1993 liefen viele Jugendliche in Russland mit USAT- Shirts umher. Doch auch Nationalpatrioten sammelten sich, die russische Trikolore kam auf. Manche wollten die Sowjetunion zurück, andere den Zaren, viele einfach nur Dollars. Und ich landete in Deutschland, das gerade die Wende und die rassistischen Anschläge von Hoyerswerda, Rostock-Lichtenhagen und Mölln verarbeitete. Was und wer deutsch war, schien so recht keiner zu wissen. Such dich mal selbst auf einem Schiff ohne Kompass.

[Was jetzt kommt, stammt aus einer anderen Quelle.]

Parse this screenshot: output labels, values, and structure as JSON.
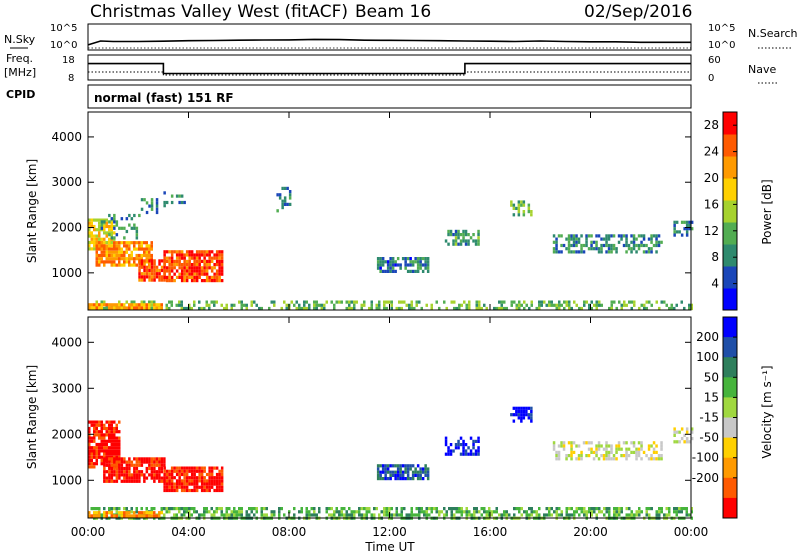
{
  "header": {
    "station": "Christmas Valley West (fitACF)",
    "beam": "Beam 16",
    "date": "02/Sep/2016"
  },
  "noise_panel": {
    "left_label": "N.Sky",
    "left_ticks": [
      "10^5",
      "10^0"
    ],
    "right_ticks": [
      "10^5",
      "10^0"
    ],
    "right_label": "N.Search"
  },
  "freq_panel": {
    "left_label_1": "Freq.",
    "left_label_2": "[MHz]",
    "left_ticks": [
      "18",
      "8"
    ],
    "right_ticks": [
      "60",
      "0"
    ],
    "right_label": "Nave"
  },
  "cpid": {
    "label": "CPID",
    "value": "normal (fast) 151 RF"
  },
  "chart_data": [
    {
      "type": "line",
      "panel": "Noise",
      "series": [
        {
          "name": "N.Sky",
          "x_hours": [
            0.0,
            0.5,
            1.0,
            2.0,
            3.0,
            4.0,
            5.0,
            6.0,
            7.0,
            8.0,
            9.0,
            10.0,
            11.0,
            12.0,
            13.0,
            14.0,
            15.0,
            16.0,
            17.0,
            18.0,
            19.0,
            20.0,
            21.0,
            22.0,
            23.0,
            24.0
          ],
          "values": [
            5,
            40,
            30,
            30,
            35,
            45,
            50,
            60,
            65,
            70,
            90,
            80,
            60,
            55,
            50,
            45,
            40,
            35,
            30,
            40,
            30,
            25,
            25,
            20,
            20,
            20
          ]
        },
        {
          "name": "N.Search",
          "x_hours": [
            0,
            24
          ],
          "values": [
            1,
            1
          ]
        }
      ],
      "ylim_log10": [
        0,
        5
      ]
    },
    {
      "type": "line",
      "panel": "Freq./Nave",
      "series": [
        {
          "name": "Freq.",
          "x_hours": [
            0,
            3,
            3,
            15,
            15,
            24
          ],
          "values": [
            15,
            15,
            10.5,
            10.5,
            15,
            15
          ]
        },
        {
          "name": "Nave",
          "x_hours": [
            0,
            3,
            3,
            15,
            15,
            24
          ],
          "values": [
            19,
            19,
            11,
            11,
            19,
            19
          ]
        }
      ],
      "ylim_left": [
        8,
        18
      ],
      "ylim_right": [
        0,
        60
      ]
    },
    {
      "type": "heatmap",
      "panel": "Power",
      "xlabel": "Time UT",
      "ylabel": "Slant Range [km]",
      "x_ticks": [
        "00:00",
        "04:00",
        "08:00",
        "12:00",
        "16:00",
        "20:00",
        "00:00"
      ],
      "xlim_hours": [
        0,
        24
      ],
      "y_ticks": [
        1000,
        2000,
        3000,
        4000
      ],
      "ylim": [
        180,
        4550
      ],
      "colorbar": {
        "label": "Power [dB]",
        "ticks": [
          4,
          8,
          12,
          16,
          20,
          24,
          28
        ],
        "range": [
          0,
          30
        ],
        "colors": [
          "#0000ff",
          "#1a46b8",
          "#2e8a6e",
          "#52ad52",
          "#a6d22e",
          "#ffd000",
          "#ff9a00",
          "#ff5a00",
          "#ff0000"
        ]
      },
      "regions": [
        {
          "t0": 0.0,
          "t1": 24.0,
          "r0": 200,
          "r1": 390,
          "level": 12,
          "density": 0.45
        },
        {
          "t0": 0.0,
          "t1": 2.9,
          "r0": 230,
          "r1": 330,
          "level": 22,
          "density": 0.9
        },
        {
          "t0": 0.0,
          "t1": 1.0,
          "r0": 1500,
          "r1": 2200,
          "level": 18,
          "density": 0.8
        },
        {
          "t0": 0.3,
          "t1": 2.5,
          "r0": 1150,
          "r1": 1700,
          "level": 23,
          "density": 0.8
        },
        {
          "t0": 2.0,
          "t1": 3.0,
          "r0": 850,
          "r1": 1300,
          "level": 27,
          "density": 0.85
        },
        {
          "t0": 3.0,
          "t1": 5.3,
          "r0": 800,
          "r1": 1500,
          "level": 27,
          "density": 0.85
        },
        {
          "t0": 0.5,
          "t1": 2.0,
          "r0": 1800,
          "r1": 2300,
          "level": 8,
          "density": 0.3
        },
        {
          "t0": 2.0,
          "t1": 2.7,
          "r0": 2300,
          "r1": 2650,
          "level": 6,
          "density": 0.35
        },
        {
          "t0": 3.0,
          "t1": 3.8,
          "r0": 2500,
          "r1": 2800,
          "level": 6,
          "density": 0.3
        },
        {
          "t0": 7.5,
          "t1": 8.0,
          "r0": 2400,
          "r1": 2900,
          "level": 6,
          "density": 0.4
        },
        {
          "t0": 11.5,
          "t1": 13.5,
          "r0": 1050,
          "r1": 1350,
          "level": 6,
          "density": 0.75
        },
        {
          "t0": 14.2,
          "t1": 15.5,
          "r0": 1600,
          "r1": 1950,
          "level": 9,
          "density": 0.55
        },
        {
          "t0": 16.8,
          "t1": 17.6,
          "r0": 2300,
          "r1": 2600,
          "level": 12,
          "density": 0.5
        },
        {
          "t0": 18.5,
          "t1": 22.8,
          "r0": 1450,
          "r1": 1850,
          "level": 8,
          "density": 0.55
        },
        {
          "t0": 23.3,
          "t1": 24.0,
          "r0": 1850,
          "r1": 2150,
          "level": 6,
          "density": 0.5
        }
      ]
    },
    {
      "type": "heatmap",
      "panel": "Velocity",
      "xlabel": "Time UT",
      "ylabel": "Slant Range [km]",
      "x_ticks": [
        "00:00",
        "04:00",
        "08:00",
        "12:00",
        "16:00",
        "20:00",
        "00:00"
      ],
      "xlim_hours": [
        0,
        24
      ],
      "y_ticks": [
        1000,
        2000,
        3000,
        4000
      ],
      "ylim": [
        180,
        4550
      ],
      "colorbar": {
        "label": "Velocity [m s⁻¹]",
        "ticks": [
          200,
          100,
          50,
          15,
          -15,
          -50,
          -100,
          -200
        ],
        "colors": [
          "#0000ff",
          "#1f4fa8",
          "#2e7f5c",
          "#46b43c",
          "#a0d840",
          "#c8c8c8",
          "#ffd000",
          "#ff9a00",
          "#ff5a00",
          "#ff0000"
        ]
      },
      "regions": [
        {
          "t0": 0.0,
          "t1": 24.0,
          "r0": 200,
          "r1": 420,
          "level": 3,
          "density": 0.6
        },
        {
          "t0": 0.0,
          "t1": 2.9,
          "r0": 240,
          "r1": 330,
          "level": 7,
          "density": 0.8
        },
        {
          "t0": 0.0,
          "t1": 1.2,
          "r0": 1300,
          "r1": 2300,
          "level": 9,
          "density": 0.85
        },
        {
          "t0": 0.6,
          "t1": 3.0,
          "r0": 950,
          "r1": 1500,
          "level": 9,
          "density": 0.85
        },
        {
          "t0": 3.0,
          "t1": 5.3,
          "r0": 800,
          "r1": 1300,
          "level": 9,
          "density": 0.85
        },
        {
          "t0": 11.5,
          "t1": 13.5,
          "r0": 1050,
          "r1": 1350,
          "level": 1,
          "density": 0.75
        },
        {
          "t0": 14.2,
          "t1": 15.5,
          "r0": 1600,
          "r1": 1950,
          "level": 0,
          "density": 0.5
        },
        {
          "t0": 16.8,
          "t1": 17.6,
          "r0": 2300,
          "r1": 2600,
          "level": 0,
          "density": 0.5
        },
        {
          "t0": 18.5,
          "t1": 22.8,
          "r0": 1450,
          "r1": 1850,
          "level": 5,
          "density": 0.5
        },
        {
          "t0": 23.3,
          "t1": 24.0,
          "r0": 1850,
          "r1": 2150,
          "level": 5,
          "density": 0.45
        }
      ]
    }
  ]
}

Ich versuchte, mich anzupassen. Allerdings verweigerte ich eine Namensänderung, aus irgendeinem kindlichen Trotz. Ich wollte nicht Nikolas Kerber heißen – Kerber ist der Mädchenname meiner Mutter –, wie mir von einem sicher wohlgesinnten Beamten nahegelegt wurde. Es blieb bei Nikita Afanasjew. Mit diesem Namen machst du nicht einen auf deutsch. Ich kürzte später ab, auf Nik. Klingt auch nicht deutsch, aber etwas weniger fremd. Meine ganz eigene Schizophrenie.

Meine Eltern redeten weiter auf Russisch miteinander, aber nicht normal, zumindest auf der Straße: Sie flüsterten. Ich hasste diesen Flüsterton. Mussten wir uns schämen oder was?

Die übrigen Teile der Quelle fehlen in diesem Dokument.